Whistler, James Abbott McNeill

Description: James Abbott McNeill Whistler (AMERICAN, 1834-1903) LITHOGRAPH, C. 1890, H 9.75″, W 6″, “GANTS DE SUEDE” Depicting a woman in late nineteenth century dress and a hat. Having an impressed chop mark. Butterfly mark in the stone. Matted.

James Abbott McNeill Whistler (July 11, 1834 – July 17, 1903) was an American artist active during the American Gilded Age and based primarily in the United Kingdom. He was averse to sentimentality and moral allusion in painting, and a leading proponent of the credo “art for art’s sake”. His signature for his paintings took the shape of a stylized butterfly possessing a long stinger for a tail. The symbol combined both aspects of his personality: his art is marked by a subtle delicacy, while his public persona was combative. He found a parallel between painting and music and entitled many of his paintings “arrangements”, “harmonies”, and “nocturnes”, emphasizing the primacy of tonal harmony. His most famous painting Arrangement in Grey and Black No. 1 (1871), commonly known as Whistler’s Mother, is a revered and often parodied portrait of motherhood. Whistler influenced the art world and the broader culture of his time with his theories and his friendships with leading artists and writers.

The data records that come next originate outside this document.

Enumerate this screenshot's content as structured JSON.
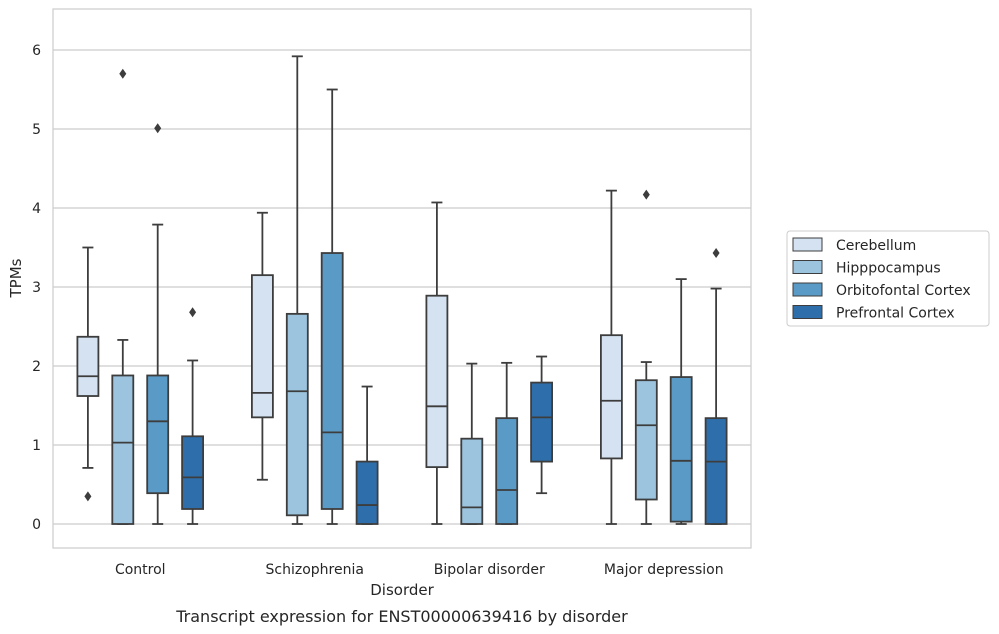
{
  "chart_data": {
    "type": "boxplot",
    "title": "Transcript expression for ENST00000639416 by disorder",
    "xlabel": "Disorder",
    "ylabel": "TPMs",
    "ylim": [
      -0.3,
      6.5
    ],
    "yticks": [
      "0",
      "1",
      "2",
      "3",
      "4",
      "5",
      "6"
    ],
    "categories": [
      "Control",
      "Schizophrenia",
      "Bipolar disorder",
      "Major depression"
    ],
    "grid": "horizontal",
    "legend_position": "right",
    "series": [
      {
        "name": "Cerebellum",
        "color": "#d4e2f1",
        "boxes": [
          {
            "whisker_low": 0.71,
            "q1": 1.62,
            "median": 1.87,
            "q3": 2.37,
            "whisker_high": 3.5,
            "outliers": [
              0.35
            ]
          },
          {
            "whisker_low": 0.56,
            "q1": 1.35,
            "median": 1.66,
            "q3": 3.15,
            "whisker_high": 3.94,
            "outliers": []
          },
          {
            "whisker_low": 0.0,
            "q1": 0.72,
            "median": 1.49,
            "q3": 2.89,
            "whisker_high": 4.07,
            "outliers": []
          },
          {
            "whisker_low": 0.0,
            "q1": 0.83,
            "median": 1.56,
            "q3": 2.39,
            "whisker_high": 4.22,
            "outliers": []
          }
        ]
      },
      {
        "name": "Hipppocampus",
        "color": "#9cc4df",
        "boxes": [
          {
            "whisker_low": 0.0,
            "q1": 0.0,
            "median": 1.03,
            "q3": 1.88,
            "whisker_high": 2.33,
            "outliers": [
              5.7
            ]
          },
          {
            "whisker_low": 0.0,
            "q1": 0.11,
            "median": 1.68,
            "q3": 2.66,
            "whisker_high": 5.92,
            "outliers": []
          },
          {
            "whisker_low": 0.0,
            "q1": 0.0,
            "median": 0.21,
            "q3": 1.08,
            "whisker_high": 2.03,
            "outliers": []
          },
          {
            "whisker_low": 0.0,
            "q1": 0.31,
            "median": 1.25,
            "q3": 1.82,
            "whisker_high": 2.05,
            "outliers": [
              4.17
            ]
          }
        ]
      },
      {
        "name": "Orbitofontal Cortex",
        "color": "#5a9ac6",
        "boxes": [
          {
            "whisker_low": 0.0,
            "q1": 0.39,
            "median": 1.3,
            "q3": 1.88,
            "whisker_high": 3.79,
            "outliers": [
              5.01
            ]
          },
          {
            "whisker_low": 0.0,
            "q1": 0.19,
            "median": 1.16,
            "q3": 3.43,
            "whisker_high": 5.5,
            "outliers": []
          },
          {
            "whisker_low": 0.0,
            "q1": 0.0,
            "median": 0.43,
            "q3": 1.34,
            "whisker_high": 2.04,
            "outliers": []
          },
          {
            "whisker_low": 0.0,
            "q1": 0.03,
            "median": 0.8,
            "q3": 1.86,
            "whisker_high": 3.1,
            "outliers": []
          }
        ]
      },
      {
        "name": "Prefrontal Cortex",
        "color": "#2e6fab",
        "boxes": [
          {
            "whisker_low": 0.0,
            "q1": 0.19,
            "median": 0.59,
            "q3": 1.11,
            "whisker_high": 2.07,
            "outliers": [
              2.68
            ]
          },
          {
            "whisker_low": 0.0,
            "q1": 0.0,
            "median": 0.24,
            "q3": 0.79,
            "whisker_high": 1.74,
            "outliers": []
          },
          {
            "whisker_low": 0.39,
            "q1": 0.79,
            "median": 1.35,
            "q3": 1.79,
            "whisker_high": 2.12,
            "outliers": []
          },
          {
            "whisker_low": 0.0,
            "q1": 0.0,
            "median": 0.79,
            "q3": 1.34,
            "whisker_high": 2.98,
            "outliers": [
              3.43
            ]
          }
        ]
      }
    ]
  }
}
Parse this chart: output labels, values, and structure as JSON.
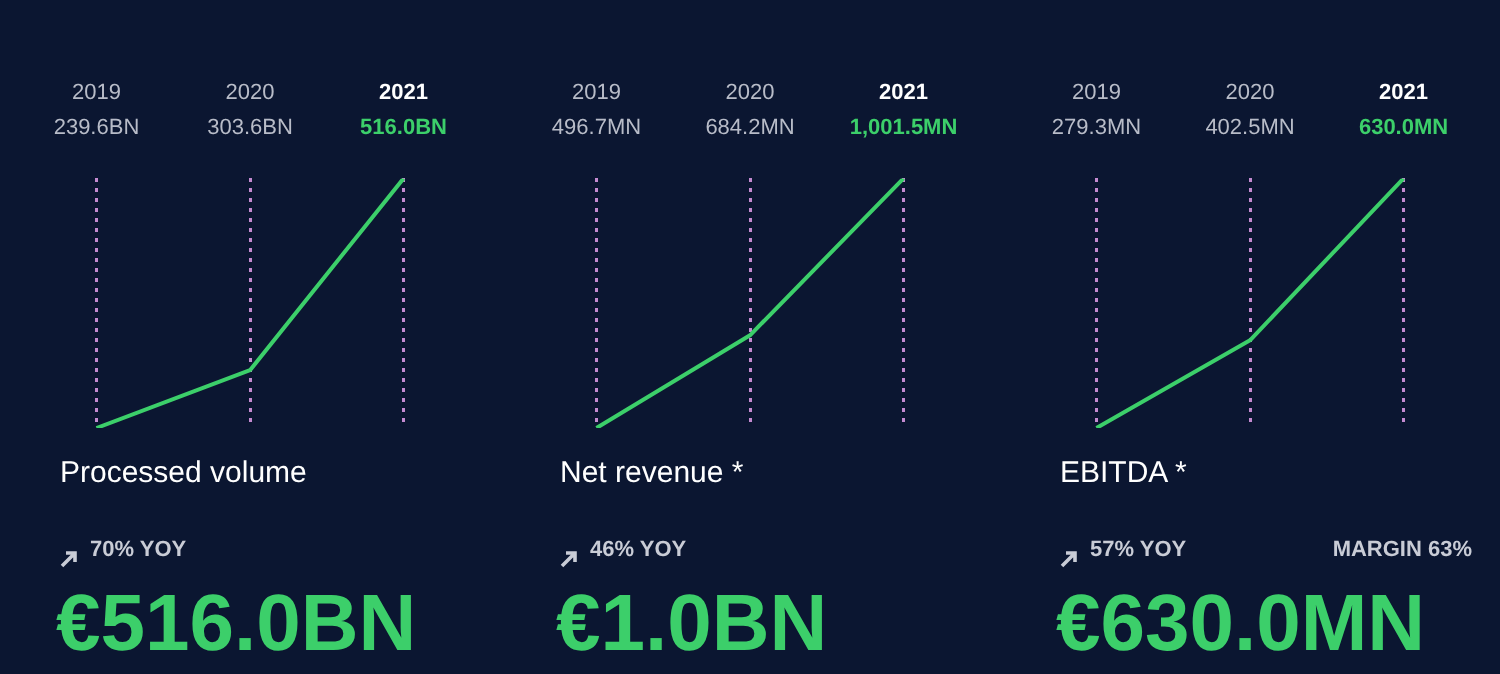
{
  "chart_data": [
    {
      "type": "line",
      "title": "Processed volume",
      "categories": [
        "2019",
        "2020",
        "2021"
      ],
      "series": [
        {
          "color": "#3ccf6a",
          "values": [
            239.6,
            303.6,
            516.0
          ],
          "value_labels": [
            "239.6BN",
            "303.6BN",
            "516.0BN"
          ]
        }
      ],
      "grid": "x",
      "marker": "none",
      "line_style": "solid",
      "annotations": [
        "70% YOY",
        "€516.0BN"
      ]
    },
    {
      "type": "line",
      "title": "Net revenue *",
      "categories": [
        "2019",
        "2020",
        "2021"
      ],
      "series": [
        {
          "color": "#3ccf6a",
          "values": [
            496.7,
            684.2,
            1001.5
          ],
          "value_labels": [
            "496.7MN",
            "684.2MN",
            "1,001.5MN"
          ]
        }
      ],
      "grid": "x",
      "marker": "none",
      "line_style": "solid",
      "annotations": [
        "46% YOY",
        "€1.0BN"
      ]
    },
    {
      "type": "line",
      "title": "EBITDA *",
      "categories": [
        "2019",
        "2020",
        "2021"
      ],
      "series": [
        {
          "color": "#3ccf6a",
          "values": [
            279.3,
            402.5,
            630.0
          ],
          "value_labels": [
            "279.3MN",
            "402.5MN",
            "630.0MN"
          ]
        }
      ],
      "grid": "x",
      "marker": "none",
      "line_style": "solid",
      "annotations": [
        "57% YOY",
        "MARGIN 63%",
        "€630.0MN"
      ]
    }
  ]
}
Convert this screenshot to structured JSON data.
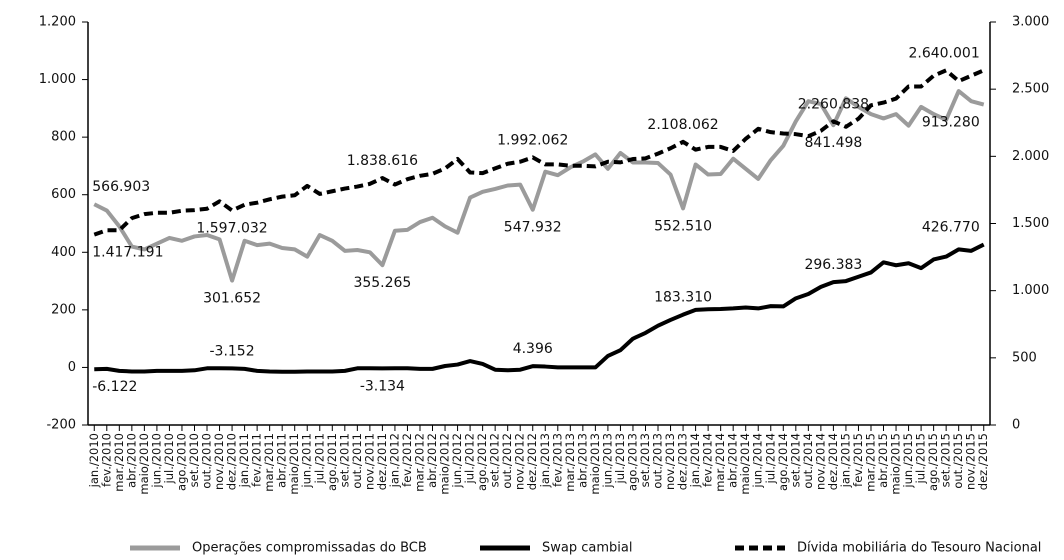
{
  "chart_data": {
    "type": "line",
    "categories": [
      "jan./2010",
      "fev./2010",
      "mar./2010",
      "abr./2010",
      "maio/2010",
      "jun./2010",
      "jul./2010",
      "ago./2010",
      "set./2010",
      "out./2010",
      "nov./2010",
      "dez./2010",
      "jan./2011",
      "fev./2011",
      "mar./2011",
      "abr./2011",
      "maio/2011",
      "jun./2011",
      "jul./2011",
      "ago./2011",
      "set./2011",
      "out./2011",
      "nov./2011",
      "dez./2011",
      "jan./2012",
      "fev./2012",
      "mar./2012",
      "abr./2012",
      "maio/2012",
      "jun./2012",
      "jul./2012",
      "ago./2012",
      "set./2012",
      "out./2012",
      "nov./2012",
      "dez./2012",
      "jan./2013",
      "fev./2013",
      "mar./2013",
      "abr./2013",
      "maio/2013",
      "jun./2013",
      "jul./2013",
      "ago./2013",
      "set./2013",
      "out./2013",
      "nov./2013",
      "dez./2013",
      "jan./2014",
      "fev./2014",
      "mar./2014",
      "abr./2014",
      "maio/2014",
      "jun./2014",
      "jul./2014",
      "ago./2014",
      "set./2014",
      "out./2014",
      "nov./2014",
      "dez./2014",
      "jan./2015",
      "fev./2015",
      "mar./2015",
      "abr./2015",
      "maio/2015",
      "jun./2015",
      "jul./2015",
      "ago./2015",
      "set./2015",
      "out./2015",
      "nov./2015",
      "dez./2015"
    ],
    "series": [
      {
        "name": "Operações compromissadas do BCB",
        "color": "#9b9b9b",
        "dash": false,
        "values": [
          566.903,
          545,
          490,
          420,
          410,
          430,
          450,
          440,
          455,
          460,
          445,
          301.652,
          440,
          425,
          430,
          415,
          410,
          385,
          460,
          440,
          405,
          408,
          400,
          355.265,
          475,
          478,
          505,
          520,
          490,
          468,
          590,
          610,
          620,
          632,
          635,
          547.932,
          680,
          668,
          695,
          715,
          740,
          690,
          745,
          712,
          712,
          710,
          670,
          552.51,
          705,
          670,
          672,
          725,
          690,
          655,
          720,
          770,
          855,
          925,
          915,
          841.498,
          935,
          905,
          880,
          865,
          880,
          840,
          905,
          880,
          860,
          960,
          925,
          913.28
        ],
        "value_labels": [
          "566.903",
          null,
          null,
          null,
          null,
          null,
          null,
          null,
          null,
          null,
          null,
          "301.652",
          null,
          null,
          null,
          null,
          null,
          null,
          null,
          null,
          null,
          null,
          null,
          "355.265",
          null,
          null,
          null,
          null,
          null,
          null,
          null,
          null,
          null,
          null,
          null,
          "547.932",
          null,
          null,
          null,
          null,
          null,
          null,
          null,
          null,
          null,
          null,
          null,
          "552.510",
          null,
          null,
          null,
          null,
          null,
          null,
          null,
          null,
          null,
          null,
          null,
          "841.498",
          null,
          null,
          null,
          null,
          null,
          null,
          null,
          null,
          null,
          null,
          null,
          "913.280"
        ]
      },
      {
        "name": "Swap cambial",
        "color": "#000000",
        "dash": false,
        "values": [
          -6.122,
          -5,
          -12,
          -14,
          -14,
          -12,
          -12,
          -12,
          -10,
          -3,
          -3,
          -3.152,
          -5,
          -12,
          -14,
          -15,
          -15,
          -14,
          -14,
          -14,
          -12,
          -3,
          -3,
          -3.134,
          -3,
          -3,
          -5,
          -5,
          5,
          10,
          22,
          12,
          -8,
          -10,
          -8,
          4.396,
          3,
          0,
          0,
          0,
          0,
          40,
          60,
          100,
          120,
          145,
          165,
          183.31,
          200,
          202,
          203,
          205,
          208,
          205,
          213,
          212,
          240,
          255,
          280,
          296.383,
          300,
          315,
          330,
          365,
          355,
          362,
          345,
          375,
          385,
          410,
          405,
          426.77
        ],
        "value_labels": [
          "-6.122",
          null,
          null,
          null,
          null,
          null,
          null,
          null,
          null,
          null,
          null,
          "-3.152",
          null,
          null,
          null,
          null,
          null,
          null,
          null,
          null,
          null,
          null,
          null,
          "-3.134",
          null,
          null,
          null,
          null,
          null,
          null,
          null,
          null,
          null,
          null,
          null,
          "4.396",
          null,
          null,
          null,
          null,
          null,
          null,
          null,
          null,
          null,
          null,
          null,
          "183.310",
          null,
          null,
          null,
          null,
          null,
          null,
          null,
          null,
          null,
          null,
          null,
          "296.383",
          null,
          null,
          null,
          null,
          null,
          null,
          null,
          null,
          null,
          null,
          null,
          "426.770"
        ]
      },
      {
        "name": "Dívida mobiliária do Tesouro Nacional",
        "color": "#000000",
        "dash": true,
        "axis": "y2",
        "values": [
          1417.191,
          1450,
          1450,
          1540,
          1570,
          1580,
          1580,
          1595,
          1600,
          1610,
          1665,
          1597.032,
          1640,
          1655,
          1680,
          1700,
          1710,
          1780,
          1720,
          1740,
          1760,
          1775,
          1795,
          1838.616,
          1790,
          1830,
          1855,
          1870,
          1910,
          1980,
          1880,
          1875,
          1910,
          1945,
          1960,
          1992.062,
          1940,
          1940,
          1930,
          1930,
          1925,
          1960,
          1955,
          1980,
          1985,
          2020,
          2060,
          2108.062,
          2050,
          2070,
          2070,
          2040,
          2130,
          2205,
          2180,
          2170,
          2165,
          2150,
          2190,
          2260.838,
          2220,
          2280,
          2380,
          2400,
          2430,
          2520,
          2520,
          2600,
          2640,
          2560,
          2600,
          2640.001
        ],
        "value_labels": [
          "1.417.191",
          null,
          null,
          null,
          null,
          null,
          null,
          null,
          null,
          null,
          null,
          "1.597.032",
          null,
          null,
          null,
          null,
          null,
          null,
          null,
          null,
          null,
          null,
          null,
          "1.838.616",
          null,
          null,
          null,
          null,
          null,
          null,
          null,
          null,
          null,
          null,
          null,
          "1.992.062",
          null,
          null,
          null,
          null,
          null,
          null,
          null,
          null,
          null,
          null,
          null,
          "2.108.062",
          null,
          null,
          null,
          null,
          null,
          null,
          null,
          null,
          null,
          null,
          null,
          "2.260.838",
          null,
          null,
          null,
          null,
          null,
          null,
          null,
          null,
          null,
          null,
          null,
          "2.640.001"
        ]
      }
    ],
    "ylim": [
      -200,
      1200
    ],
    "yticks": [
      -200,
      0,
      200,
      400,
      600,
      800,
      {
        "value": 1000,
        "label": "1.000"
      },
      {
        "value": 1200,
        "label": "1.200"
      }
    ],
    "y2lim": [
      0,
      3000
    ],
    "y2ticks": [
      0,
      500,
      {
        "value": 1000,
        "label": "1.000"
      },
      {
        "value": 1500,
        "label": "1.500"
      },
      {
        "value": 2000,
        "label": "2.000"
      },
      {
        "value": 2500,
        "label": "2.500"
      },
      {
        "value": 3000,
        "label": "3.000"
      }
    ],
    "grid": false,
    "legend": "bottom"
  }
}
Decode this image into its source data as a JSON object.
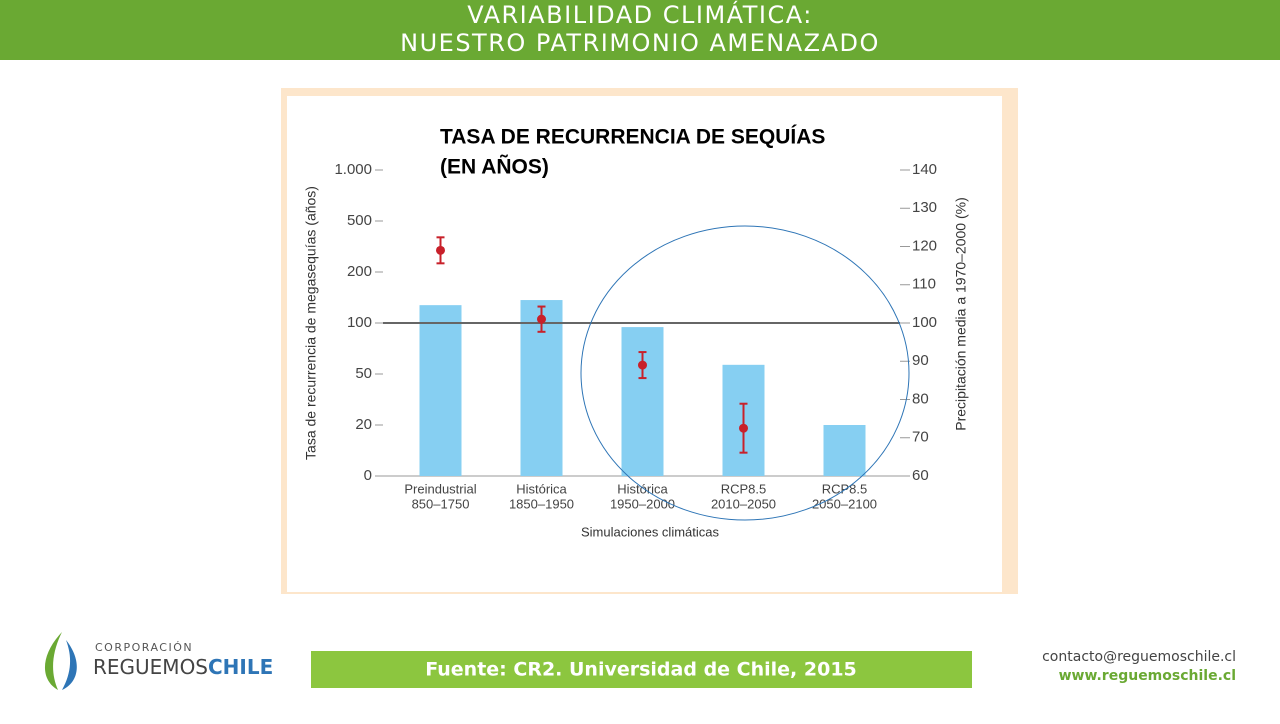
{
  "header": {
    "title_lines": [
      "VARIABILIDAD CLIMÁTICA:",
      "NUESTRO PATRIMONIO AMENAZADO"
    ]
  },
  "chart_data": {
    "type": "bar-dot",
    "title_lines": [
      "TASA DE RECURRENCIA DE SEQUÍAS",
      "(EN AÑOS)"
    ],
    "y_label": "Tasa de recurrencia de megasequías (años)",
    "y2_label": "Precipitación media a 1970–2000 (%)",
    "x_label": "Simulaciones climáticas",
    "categories": [
      [
        "Preindustrial",
        "850–1750"
      ],
      [
        "Histórica",
        "1850–1950"
      ],
      [
        "Histórica",
        "1950–2000"
      ],
      [
        "RCP8.5",
        "2010–2050"
      ],
      [
        "RCP8.5",
        "2050–2100"
      ]
    ],
    "series": [
      {
        "name": "Tasa de recurrencia",
        "color": "#86cff2",
        "values": [
          135,
          145,
          96,
          59,
          20
        ]
      },
      {
        "name": "Precipitación media",
        "color": "#c8202a",
        "axis": "y2",
        "values": [
          119,
          101,
          89,
          72.5,
          null
        ],
        "errors": [
          3.4,
          3.3,
          3.4,
          6.4,
          null
        ]
      }
    ],
    "ylim": [
      0,
      1000
    ],
    "yticks": [
      0,
      20,
      50,
      100,
      200,
      500,
      {
        "value": 1000,
        "label": "1.000"
      }
    ],
    "y2lim": [
      60,
      140
    ],
    "y2ticks": [
      60,
      70,
      80,
      90,
      100,
      110,
      120,
      130,
      140
    ],
    "reference_line": 100,
    "grid": false
  },
  "footer": {
    "logo_top": "CORPORACIÓN",
    "logo_main": "REGUEMOS",
    "logo_accent": "CHILE",
    "source": "Fuente: CR2. Universidad de Chile, 2015",
    "email": "contacto@reguemoschile.cl",
    "web": "www.reguemoschile.cl"
  }
}
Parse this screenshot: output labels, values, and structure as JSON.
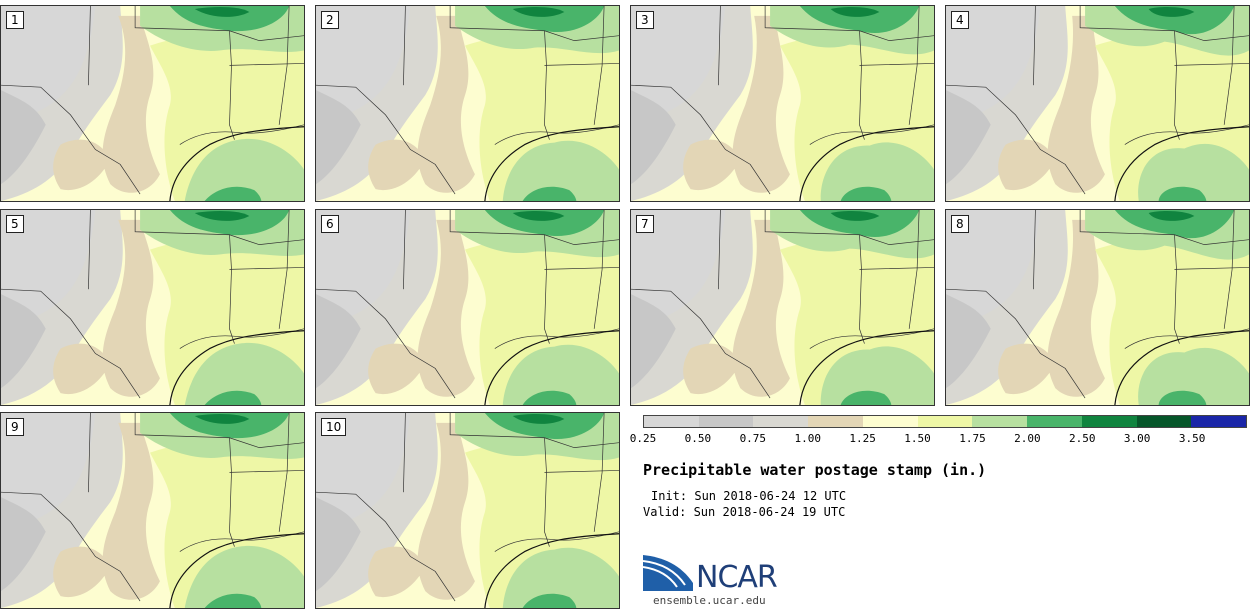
{
  "panels": [
    {
      "label": "1"
    },
    {
      "label": "2"
    },
    {
      "label": "3"
    },
    {
      "label": "4"
    },
    {
      "label": "5"
    },
    {
      "label": "6"
    },
    {
      "label": "7"
    },
    {
      "label": "8"
    },
    {
      "label": "9"
    },
    {
      "label": "10"
    }
  ],
  "colorbar": {
    "colors": [
      "#d7d7d7",
      "#c7c7c7",
      "#d9d8d2",
      "#e3d6b6",
      "#fdfdd0",
      "#eef7a6",
      "#b7e0a0",
      "#49b46a",
      "#10843f",
      "#06562a",
      "#1a26a8"
    ],
    "ticks": [
      "0.25",
      "0.50",
      "0.75",
      "1.00",
      "1.25",
      "1.50",
      "1.75",
      "2.00",
      "2.50",
      "3.00",
      "3.50"
    ]
  },
  "title": "Precipitable water postage stamp (in.)",
  "init": "Init: Sun 2018-06-24 12 UTC",
  "valid": "Valid: Sun 2018-06-24 19 UTC",
  "logo_text": "NCAR",
  "site": "ensemble.ucar.edu"
}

Honors, Whistler achieved worldwide recognition during his lifetime:

1884, elected an honorary member of the Royal Academy of Fine Arts in Munich.
1892, made an officer of the Légion d’honneur in France.
1898, became a charter member and first president, International Society of Sculptors, Painters and Gravers.
A statue of James McNeill Whistler by Nicholas Dimbleby was erected in 2005 at the north end of Battersea Bridge on the River Thames in the United Kingdom.